CHAPTER FOUR
As it turned out… no, Erika couldn’t handle it.
Sitting at her desk in the Bull Pen, a.k.a. the Caldwell Police Department’s homicide division, she was having a hard time believing that she had left a murder scene. Voluntarily. And not because she had somewhere she desperately needed to go.
Like an emergency room for an arterial bleed.
Trey had been right with all his warnings, and she knew she should be grateful that he’d tried to look out for her. Instead, she was annoyed with everything. It felt like a theater light was trained on her fragile parts, and everybody, from the patrol officers who’d stepped out of her way as she’d run for the bathroom to the CSI people she’d mumbled to as she’d left the house to Trey who’d seemed like he was thinking of following her back to headquarters, was seeing way too much of her behind-the-scenes.
That was the problem with being the only survivor of a family massacre that had been so awful, it had been national news, so gruesome that there had been renewed coverage on its ten-year anniversary, so true-crime-discussion worthy it had its own hashtag. With something as high profile as the #SaundersTragedy on your existential résumé, you wore that proverbial name tag for the rest of your life, particularly if you’d insisted on living in the town where it had happened and decided to become a homicide detective.
Then again, when your boyfriend killed your parents, your brother, and very nearly yourself, and then slashed his own wrists and shot himself in the head to die in a pool of his own blood, people were kind of curious about the whole thing. Especially when there was no obvious “why” behind it all.
Here was the thing. On the whole, other people’s demons were better hidden than hers. Secret vices, shameful pasts, actions that made somebody ache with regret in the dark? Most of that crap was on the down low for the folks you stood in line with at Starbucks, got stuck in traffic behind, worked around, walked past. Maybe if they drank too much you guessed something was up for them. Or if they banged too many people, did drugs hard-core, or gambled their way to bankruptcy, there was a tip-off for the peanut gallery at large—although even with those obvious markers, rarely did third parties get details. Her worst life events, on the other hand, were public knowledge, just an Internet search away if anyone needed a refresher on the fact pattern. Hell, not only was there a Wikipedia page that had recently been updated with all those “decade later” reports, but there were a good dozen or so amateur podcasts and YouTube videos about that night.

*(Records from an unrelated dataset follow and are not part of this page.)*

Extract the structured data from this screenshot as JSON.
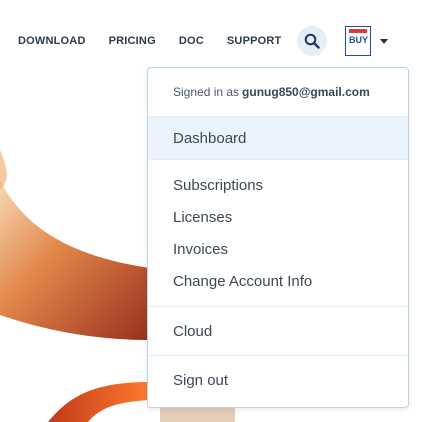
{
  "nav": {
    "links": [
      "DOWNLOAD",
      "PRICING",
      "DOC",
      "SUPPORT"
    ],
    "avatar_text": "BUY"
  },
  "dropdown": {
    "signed_prefix": "Signed in as",
    "email": "gunug850@gmail.com",
    "dashboard": "Dashboard",
    "account_items": [
      "Subscriptions",
      "Licenses",
      "Invoices",
      "Change Account Info"
    ],
    "cloud": "Cloud",
    "signout": "Sign out"
  },
  "colors": {
    "highlight": "#eaf3fb",
    "border": "#b8d6e8",
    "search_bg": "#e4eef7"
  }
}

At this point, she was just praying no one made a Netflix documentary about it all. The last thing she wanted when she was busy not sleeping was to find herself and her family on the “Trending Now” lineup. And the reality that so many strangers had seen the dead bodies and mortal wounds of her mother and her father and her brother made her nauseated all over again every time she thought about it—
Erika pushed her chair back and yanked the wastepaper basket out from under her desk. As she tucked her ponytail into her suit collar and leaned over, she remembered doing the same thing at the Primrose house.
When she’d gotten overwhelmed in the doorway of that pink bedroom, she’d tried to make it downstairs and outside for some fresh air before she threw up. Halfway to the first floor, it had been clear that she wouldn’t make it, so she’d rerouted herself into the powder room off the kitchen. As she’d fallen onto her knees in front of the bowl, she’d discovered that the family had one of those floor mats that went around the base of the toilet. It had been pale blue to coordinate with the wallpaper, and part of a matched set that included a little rug in front of the pedestal sink.
While she’d wondered why anybody would insulate the soles of their shoes, given that it was unlikely there would be bare feet in that particular loo, her knees had been grateful as she’d vomited up bile.
“Shit…” she groaned aloud.
Trying to get out of her past, she straightened, kicked the wastebasket back into place, and decided that at least she knew she wasn’t pregnant. You had to have sex for that—you know, sometime in the last year, year and a half.
Or had it been more like two for her?
Whatever, like she had time or the inclination to worry about her nonexistent love life.
Focusing on the glowing computer screen in front of her, she was a little surprised to find an open email window front and center. Nobody was in the To: part and the Subject: was likewise vacant. She sure could have used a clue as to what she’d been on the verge of composing. Putting her fingertips on her keyboard, like that would jump-start her brain, she waited for it all to come back to her.